Pregnancy is associated with neural and behavioral plasticity, systemic inflammation, and oxidative stress. Yet, the impact of inflammation and oxidative stress on maternal neural and behavioral plasticity during pregnancy are unclear. We hypothesized that healthy pregnancy transiently reduces learning and memory, and these deficits are associated with pregnancy-induced elevations in inflammation and oxidative stress. Cognitive performance was tested using novel object recognition (recollective memory), Morris water maze (spatial memory), and open field (anxiety-like) behavior tasks in female Sprague-Dawley rats of varying reproductive states [non-pregnant (nulliparous), pregnant (near term), and 1-2 months post-pregnancy (primiparous); n = 7-8/group]. Plasma and CA1 proinflammatory cytokines were measured using a MILLIPLEX® magnetic bead assay.

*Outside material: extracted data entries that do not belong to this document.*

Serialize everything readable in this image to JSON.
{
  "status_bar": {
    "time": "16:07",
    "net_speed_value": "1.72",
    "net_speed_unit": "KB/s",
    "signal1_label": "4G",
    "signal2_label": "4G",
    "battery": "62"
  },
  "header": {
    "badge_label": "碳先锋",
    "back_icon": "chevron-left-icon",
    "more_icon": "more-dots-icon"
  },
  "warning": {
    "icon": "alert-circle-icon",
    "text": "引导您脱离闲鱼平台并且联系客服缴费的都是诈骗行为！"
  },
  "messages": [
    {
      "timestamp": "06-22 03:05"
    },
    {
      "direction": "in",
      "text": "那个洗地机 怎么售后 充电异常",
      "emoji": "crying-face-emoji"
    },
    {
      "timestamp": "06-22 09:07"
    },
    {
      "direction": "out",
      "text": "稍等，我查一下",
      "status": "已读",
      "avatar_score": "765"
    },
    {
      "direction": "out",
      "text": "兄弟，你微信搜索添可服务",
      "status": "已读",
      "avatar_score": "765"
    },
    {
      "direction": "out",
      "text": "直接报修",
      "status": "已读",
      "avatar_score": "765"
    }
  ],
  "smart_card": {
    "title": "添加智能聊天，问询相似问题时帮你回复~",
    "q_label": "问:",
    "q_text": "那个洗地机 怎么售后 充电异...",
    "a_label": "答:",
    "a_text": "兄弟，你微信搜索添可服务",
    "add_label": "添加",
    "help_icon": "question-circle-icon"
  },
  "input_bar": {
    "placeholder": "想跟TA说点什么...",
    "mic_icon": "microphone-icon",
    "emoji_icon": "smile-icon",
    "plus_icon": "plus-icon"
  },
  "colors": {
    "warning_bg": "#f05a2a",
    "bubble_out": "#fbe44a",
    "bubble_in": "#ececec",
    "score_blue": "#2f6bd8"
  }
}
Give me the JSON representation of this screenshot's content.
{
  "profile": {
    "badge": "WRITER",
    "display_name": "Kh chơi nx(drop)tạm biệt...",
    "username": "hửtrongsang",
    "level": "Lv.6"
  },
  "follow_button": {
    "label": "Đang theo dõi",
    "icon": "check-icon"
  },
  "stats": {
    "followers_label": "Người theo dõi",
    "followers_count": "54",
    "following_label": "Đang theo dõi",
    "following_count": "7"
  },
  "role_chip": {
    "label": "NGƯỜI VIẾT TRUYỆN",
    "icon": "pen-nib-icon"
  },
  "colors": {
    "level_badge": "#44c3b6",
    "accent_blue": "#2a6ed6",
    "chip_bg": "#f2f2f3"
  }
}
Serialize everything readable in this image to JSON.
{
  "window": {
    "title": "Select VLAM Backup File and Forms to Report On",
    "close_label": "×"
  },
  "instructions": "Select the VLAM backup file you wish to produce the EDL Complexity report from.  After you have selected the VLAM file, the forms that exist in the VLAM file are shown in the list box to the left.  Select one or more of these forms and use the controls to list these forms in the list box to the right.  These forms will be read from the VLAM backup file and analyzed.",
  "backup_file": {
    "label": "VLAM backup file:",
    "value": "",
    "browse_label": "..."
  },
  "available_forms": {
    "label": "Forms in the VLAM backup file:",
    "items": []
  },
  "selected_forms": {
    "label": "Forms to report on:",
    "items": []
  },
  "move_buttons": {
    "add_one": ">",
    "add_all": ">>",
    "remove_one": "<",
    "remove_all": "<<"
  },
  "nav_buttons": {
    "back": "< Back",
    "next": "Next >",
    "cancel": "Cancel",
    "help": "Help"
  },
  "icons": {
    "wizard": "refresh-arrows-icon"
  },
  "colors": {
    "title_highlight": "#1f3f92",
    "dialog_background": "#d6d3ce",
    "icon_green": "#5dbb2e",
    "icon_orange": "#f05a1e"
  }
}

Plasma oxidative stress was measured via advanced oxidation protein products (AOPP) assay. CA1 markers of oxidative stress, neuronal activity, and apoptosis were quantified via western blotting. Our results demonstrate CA1 oxidative stress-associated markers were elevated in pregnant compared to nulliparous rats (p ≤ 0.017) but were equivalent levels in pregnant and primiparous rats. In contrast, reproductive state did not impact CA1 inflammatory cytokines, neuronal activity, or apoptosis. Likewise, there was no effect of reproductive state on recollective or spatial memory. Even so, spatial learning was impaired (p ≤ 0.007) while anxiety-like behavior (p ≤ 0.034) was reduced in primiparous rats. Overall, our data suggest maternal hippocampal CA1 is protected from systemic inflammation but vulnerable to peripartum oxidative stress. Peripartum oxidative stress elevations, such as in pregnancy complications, may contribute to peripartum neural and behavioral plasticity.